Se ele quiser saber sobre aquilo novamente, repetirá o processo, e assim ad infinitum.
Resumindo, a Internet é algo que ele usa para procurar coisas aleatórias, nos 2% do tempo em que não está no Orkut, Myspace, MSN e afins.
Por sinal, para a grande maioria dos usuários, os sites ou serviços acima nem fazem parte da Internet.
Dentro desse cenário, fica difícil falar em relevância, que é novamente a discussão da semana.
Antes de mais nada, o que é relevância?
Se você procura por “fotos da minha irmã pelada”, como já vi várias vezes nas estatísticas, dificilmente algum resultado será relevante.
A Lúcia Freitas escreveu um texto muito bom sobre o assunto, e me chamou a atenção a parte onde ela menciona a influência de um programa popular como o Faustão no comportamento do navegante (odeio o termo internauta).
O Norberto cobra ações efetivas, refletidas no mundo offline.
O Renato Shirakashi levantou a pedra inicial, falando sobre a baixa qualidade de muitos textos, o excesso de publicidade editorial e a existência de um “grupo dominante” que dita, ou tenta ditar, os rumos de tudo.
Vamos por partes.
Relevância é algo tão relativo que não deveria nem ser discutido.
Eu tenho o gosto mais fútil do mundo por textos, visito diariamente o Cracked e dou boas risadas.
A Amazônia pode estar sendo devastada, mas eu prefiro muito mais ler sobre os 5 insetos mais aterrorizantes do mundo.
Para mim, isso é muito mais relevante do que o aquecimento global.
Por falar nisso, já notaram que não falo em ecologia aqui?
Minha opinião é meio radical, acho que o mundo não precisa da humanidade, que já provou não merecer nada do que usufrui. O que a Terra está fazendo é uma faxina, e eu não vou atrapalhar.
Mas, voltando ao que interessa.
Acho muita pretensão pensar que temos alguma importância em qualquer área, sob qualquer prisma.
Domingo passado eu estava assistindo ao Pânico na TV e eles perguntaram àquela atriz que faz a Bozena no Toma Lá Dá Cá de onde ela tinha saído.
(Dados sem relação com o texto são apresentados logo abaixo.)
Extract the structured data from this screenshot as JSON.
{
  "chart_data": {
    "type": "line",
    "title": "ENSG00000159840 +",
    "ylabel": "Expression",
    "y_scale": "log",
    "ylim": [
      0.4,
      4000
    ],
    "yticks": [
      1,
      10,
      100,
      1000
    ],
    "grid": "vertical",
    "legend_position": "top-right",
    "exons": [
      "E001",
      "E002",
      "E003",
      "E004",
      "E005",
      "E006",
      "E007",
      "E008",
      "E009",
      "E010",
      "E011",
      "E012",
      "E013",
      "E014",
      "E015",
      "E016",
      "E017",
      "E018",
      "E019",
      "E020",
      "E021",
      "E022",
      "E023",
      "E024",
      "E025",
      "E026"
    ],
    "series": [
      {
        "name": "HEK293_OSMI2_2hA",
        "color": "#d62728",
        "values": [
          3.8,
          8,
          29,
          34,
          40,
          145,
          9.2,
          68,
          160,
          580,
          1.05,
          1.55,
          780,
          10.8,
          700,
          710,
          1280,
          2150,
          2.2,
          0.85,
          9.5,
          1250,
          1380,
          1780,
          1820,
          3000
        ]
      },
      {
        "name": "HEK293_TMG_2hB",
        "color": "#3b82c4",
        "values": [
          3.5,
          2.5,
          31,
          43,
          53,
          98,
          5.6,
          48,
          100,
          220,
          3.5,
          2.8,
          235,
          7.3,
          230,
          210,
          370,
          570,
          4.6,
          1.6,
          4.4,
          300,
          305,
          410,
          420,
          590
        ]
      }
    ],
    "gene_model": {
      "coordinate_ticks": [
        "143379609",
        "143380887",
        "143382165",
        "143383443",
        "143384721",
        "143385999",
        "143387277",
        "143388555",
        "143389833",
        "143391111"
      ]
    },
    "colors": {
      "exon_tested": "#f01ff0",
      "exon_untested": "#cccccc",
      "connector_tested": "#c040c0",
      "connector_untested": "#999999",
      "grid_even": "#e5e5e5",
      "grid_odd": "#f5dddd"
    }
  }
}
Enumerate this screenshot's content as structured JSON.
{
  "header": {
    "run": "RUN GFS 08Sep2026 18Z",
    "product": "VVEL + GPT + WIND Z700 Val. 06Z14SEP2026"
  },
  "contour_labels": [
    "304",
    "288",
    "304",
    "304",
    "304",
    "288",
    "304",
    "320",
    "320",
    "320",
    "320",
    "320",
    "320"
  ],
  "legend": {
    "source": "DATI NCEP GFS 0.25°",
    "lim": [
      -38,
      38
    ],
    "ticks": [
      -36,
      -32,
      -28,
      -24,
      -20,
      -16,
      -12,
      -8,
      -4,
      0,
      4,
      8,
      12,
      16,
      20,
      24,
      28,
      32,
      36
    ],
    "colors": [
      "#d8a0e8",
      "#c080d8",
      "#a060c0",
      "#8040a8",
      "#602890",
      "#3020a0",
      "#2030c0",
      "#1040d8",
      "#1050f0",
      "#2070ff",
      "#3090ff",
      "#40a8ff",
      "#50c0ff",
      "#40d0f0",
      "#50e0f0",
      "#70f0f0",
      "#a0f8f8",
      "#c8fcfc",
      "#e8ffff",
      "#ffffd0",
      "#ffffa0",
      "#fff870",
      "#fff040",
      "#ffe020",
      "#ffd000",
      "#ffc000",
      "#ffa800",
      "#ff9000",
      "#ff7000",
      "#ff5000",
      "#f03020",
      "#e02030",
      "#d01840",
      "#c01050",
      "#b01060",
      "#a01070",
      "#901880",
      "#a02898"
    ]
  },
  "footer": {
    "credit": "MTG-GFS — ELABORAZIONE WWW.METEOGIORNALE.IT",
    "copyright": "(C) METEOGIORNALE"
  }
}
- Eu faço teatro há dez anos.
É aí que me refiro, mais do que Misses Cangaíba, somos atores e atrizes de teatro da Internet.
Existe um grupo dominante?
Mais importante é perguntar dominante do quê.
Para concluir esse samba do blogueiro doido, um excerto do Marmota, do texto linkado acima:
Existe espaço pra todos, independente do objetivo: uma terapia, uma diversão, uma forma de aperfeiçoar seu texto, uma fonte de renda ou, em uma palavrinha simples, “basicamentepacumêmuié”.